Boulevard de l'Indépendance à Libreville au Gabon, janvier 2017. (VOA/Timothée Donangmaye)

En vue d’évacuer au plus vite et dans les meilleures conditions la dette de l’Etat vis-à-vis des opérateurs économiques locaux, Jean-Fidèle Otandault et Régis Immongault ont relancé, vendredi 22 septembre, les discussions avec la Confédération patronale gabonaise (CPG).

Le calme semble être revenu entre l’Etat gabonais et les patrons. Ces derniers jours, les deux parties s’étaient lancées dans une querelle de chiffres, chacune assurant de sa bonne foi tout en appelant l’autre à faire preuve de responsabilité et d’honnêteté. Alain Bâ Oumar, à la faveur de la 2e session du Conseil économique et social (CES), n’avait pas manqué de rappeler l’Etat à ses engagements vis-à-vis des entreprises qu’il représente, affirmant qu’aucune relance de l’économie n’est véritablement possible sans apurement de la dette intérieure. Quelques jours après, dans le quotidien L’Union, le ministère du Budget et des Comptes publics avait informé que 73 milliards de francs CFA avaient été payés au titre du règlement de la dette intérieure.
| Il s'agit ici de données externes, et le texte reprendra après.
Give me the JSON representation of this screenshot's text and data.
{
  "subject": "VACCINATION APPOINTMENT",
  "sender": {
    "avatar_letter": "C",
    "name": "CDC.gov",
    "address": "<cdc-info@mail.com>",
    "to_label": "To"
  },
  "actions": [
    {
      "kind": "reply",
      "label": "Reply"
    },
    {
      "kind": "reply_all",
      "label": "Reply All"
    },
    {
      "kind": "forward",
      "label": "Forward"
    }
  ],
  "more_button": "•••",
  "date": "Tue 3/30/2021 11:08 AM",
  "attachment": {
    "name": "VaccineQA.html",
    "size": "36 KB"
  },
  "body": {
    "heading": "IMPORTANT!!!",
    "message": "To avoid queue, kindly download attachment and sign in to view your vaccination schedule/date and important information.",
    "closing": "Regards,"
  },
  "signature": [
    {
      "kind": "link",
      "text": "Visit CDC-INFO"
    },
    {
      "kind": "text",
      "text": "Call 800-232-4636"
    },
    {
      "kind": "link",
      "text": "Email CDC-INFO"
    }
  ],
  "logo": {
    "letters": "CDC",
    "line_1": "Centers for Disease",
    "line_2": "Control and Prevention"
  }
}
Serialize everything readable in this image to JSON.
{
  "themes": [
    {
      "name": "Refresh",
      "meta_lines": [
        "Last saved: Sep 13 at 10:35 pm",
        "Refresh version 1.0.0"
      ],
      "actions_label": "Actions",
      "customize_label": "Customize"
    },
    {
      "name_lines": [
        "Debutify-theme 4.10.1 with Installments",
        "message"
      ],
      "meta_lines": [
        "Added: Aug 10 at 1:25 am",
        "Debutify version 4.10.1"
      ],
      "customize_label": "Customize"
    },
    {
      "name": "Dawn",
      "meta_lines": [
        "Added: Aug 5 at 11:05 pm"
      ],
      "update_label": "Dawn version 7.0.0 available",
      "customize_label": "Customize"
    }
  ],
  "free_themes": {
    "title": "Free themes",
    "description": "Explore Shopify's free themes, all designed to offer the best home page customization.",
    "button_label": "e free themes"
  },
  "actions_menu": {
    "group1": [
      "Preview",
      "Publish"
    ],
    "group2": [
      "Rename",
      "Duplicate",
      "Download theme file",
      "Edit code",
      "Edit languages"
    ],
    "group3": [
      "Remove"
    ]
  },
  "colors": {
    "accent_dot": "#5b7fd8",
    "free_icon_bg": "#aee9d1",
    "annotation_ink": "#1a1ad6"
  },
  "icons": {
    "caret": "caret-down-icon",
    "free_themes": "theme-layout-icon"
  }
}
Revenus à de meilleurs sentiments, les deux parties ont convenu de relancer les discussions. Une première séance de travail organisée par le ministre d’Etat en charge du Budget et des Comptes Publics a eu lieu, vendredi 22 septembre, à laquelle a pris part Régis Immongault, le ministre de l’Economie. A l’endroit du patron des patrons, Jean-Fidèle Otandault a tenté de rassurer : «L’Etat n’a aucun intérêt à ne pas honorer ses engagements. Je le dis et je le répète, l’Etat n’a aucun intérêt à ne pas payer sa dette auprès des opérateurs économiques, car comme vous le savez, qui paie ses dettes s’enrichit.» Le membre du gouvernement s’est voulu franc vis-à-vis de ceux qu’il a présentés comme «de bons amis» à qui il importe de «tenir un langage de vérité».

Or, pour le ministre du Budget et des Comptes publics, tenir un langage de vérité à l’endroit de la CPG, c’est lui rappeler que l’Etat fait et continue à faire des efforts, en dépit des doutes de l’organisation patronale. «C’est pour répondre à cette préoccupation qu’en 2017, nous consacrons près de 40% de nos ressources à l’effort de désendettement», a indiqué Jean-Fidèle Otandault.

A la CPG, on attend plutôt du concret, d’autant que ces promesses ne sont pas nouvelles. D’après Alain Bâ Oumar, cette première rencontre n’est, en réalité, qu’un pas vers la validation du montant réel de la dette due aux entreprises locales. Ce n’est qu’après cette validation qu’il sera possible de lancer le processus d’apurement de cette dette. Au ministère du Budget et des Comptes publics, cette démarche vise au «respect de la discipline budgétaire».